Luke’s account of the two sisters who have just lost their dear brother Lazarus prompted me to imagine what Martha’s list might have looked like (had she written down what caused HER stress and anxiety:

  • Oh no!  Jesus just showed up and with his group of guys, too.  I’ve been feeding well-wishers and mourners for a week now.  What am I going to serve?
  • I’m exhausted!  Where am I going to find the strength and energy to fix more food. And who is going to butcher the lamb, now that our brother is gone?
  • I was going to send Mary around to the family that supplies our wine because we’re all out!  But look at her.  She just sat down with the men to listen to Jesus!  Where’s her head!  With all this work to do?  Doesn’t she care about me?  So this is the way it’s going to be now that Lazarus is gone. I should have figured!
  • Oh, my – Lazarus IS gone.  How are we ever going to make it, two women alone?

What is Jesus’ response, the God who knows all our thoughts and cares?   Read the 4 statements at the beginning of this post.   Freedom calls me with those enigmatic words of His: One thing is necessary.

What is Jesus NOT saying?  Does he tell Martha to skip all the food prep?  No!  Hospitality is a good thing.  But ultimately it doesn’t rank # 1.  We CAN live without food.

But we can’t live without Jesus.

So what did I see afresh in Luke’s account of a very familiar vignette?

It was how I evaluate a ‘good day’.  In past years, I’ve called it a ‘good day’ if I taught well. If I had a fruitful-for-the-kingdom conversation with someone.  If I completed my work.

But I can’t control any of those outcomes, hence my anxiety and uncertainty day to day.

So what IS necessary?  What is ‘the one thing’?

I can see more clearly how God has been moving me over the past 5 or 6 years to rely on Him throughout the day.  To look to and depend on His divine, supernatural Spirit for EVERY thought, word, action, and decision about the future.

Jesus and Paul challenged followers of Christ to stay ‘grafted in the Vine’, to ‘remain in union with Him’.  We actually are not meant to do anything apart from Jesus.  He even tells us we can’t.

  • John 15:5 I am the vine; you are the branches.
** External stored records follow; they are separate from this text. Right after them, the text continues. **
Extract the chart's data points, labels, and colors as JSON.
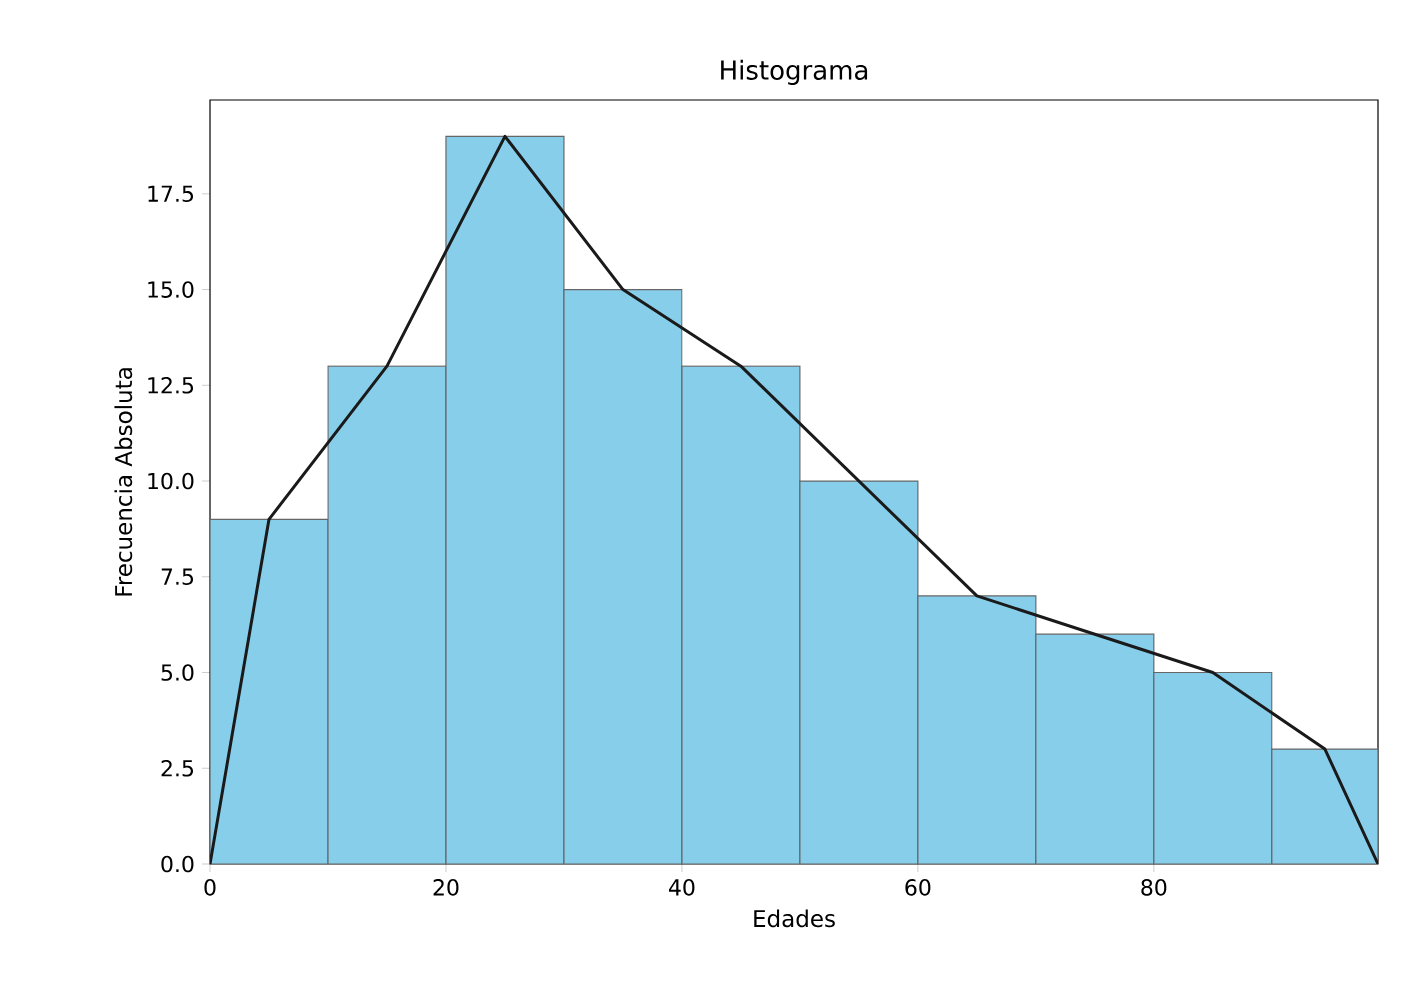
{
  "chart_data": {
    "type": "histogram",
    "title": "Histograma",
    "xlabel": "Edades",
    "ylabel": "Frecuencia Absoluta",
    "series": [
      {
        "bins": [
          0,
          10,
          20,
          30,
          40,
          50,
          60,
          70,
          80,
          90,
          99
        ],
        "values": [
          9,
          13,
          19,
          15,
          13,
          10,
          7,
          6,
          5,
          3
        ],
        "color": "#87ceeb"
      },
      {
        "type": "line",
        "x": [
          0,
          5,
          15,
          25,
          35,
          45,
          55,
          65,
          75,
          85,
          94.5,
          99
        ],
        "values": [
          0,
          9,
          13,
          19,
          15,
          13,
          10,
          7,
          6,
          5,
          3,
          0
        ],
        "color": "#1a1a1a"
      }
    ],
    "xlim": [
      0,
      99
    ],
    "ylim": [
      0,
      19.95
    ],
    "xticks": [
      0,
      20,
      40,
      60,
      80
    ],
    "yticks": [
      {
        "value": 0,
        "label": "0.0"
      },
      {
        "value": 2.5,
        "label": "2.5"
      },
      {
        "value": 5,
        "label": "5.0"
      },
      {
        "value": 7.5,
        "label": "7.5"
      },
      {
        "value": 10,
        "label": "10.0"
      },
      {
        "value": 12.5,
        "label": "12.5"
      },
      {
        "value": 15,
        "label": "15.0"
      },
      {
        "value": 17.5,
        "label": "17.5"
      }
    ],
    "grid": false
  }
}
If you remain in me and I in you, you will bear much fruit; apart from me, you can do nothing.

So I have redefined what Maria calls a ‘good day’.  The one responsibility I have as Jesus’ lamb is to do all in His strength, aware of my position IN the Vine.

Teaching a ‘good’ lesson, completing my list, engaging in a fruitful conversation with a colleague – yes, these are important.  But I can’t control the outcomes.  Hence – perpetual anxiety.

But I CAN control my thoughts.  That ability is given to every Christian in whom lives God’s Spirit.

My goal and focus this school year is to rely on Jesus and seek to please Him that way. And when I forget my source for everything and start angsting about X, Y and Z, I can still please Jesus by repenting of sinful AND needless worry.  And call it a GOOD day!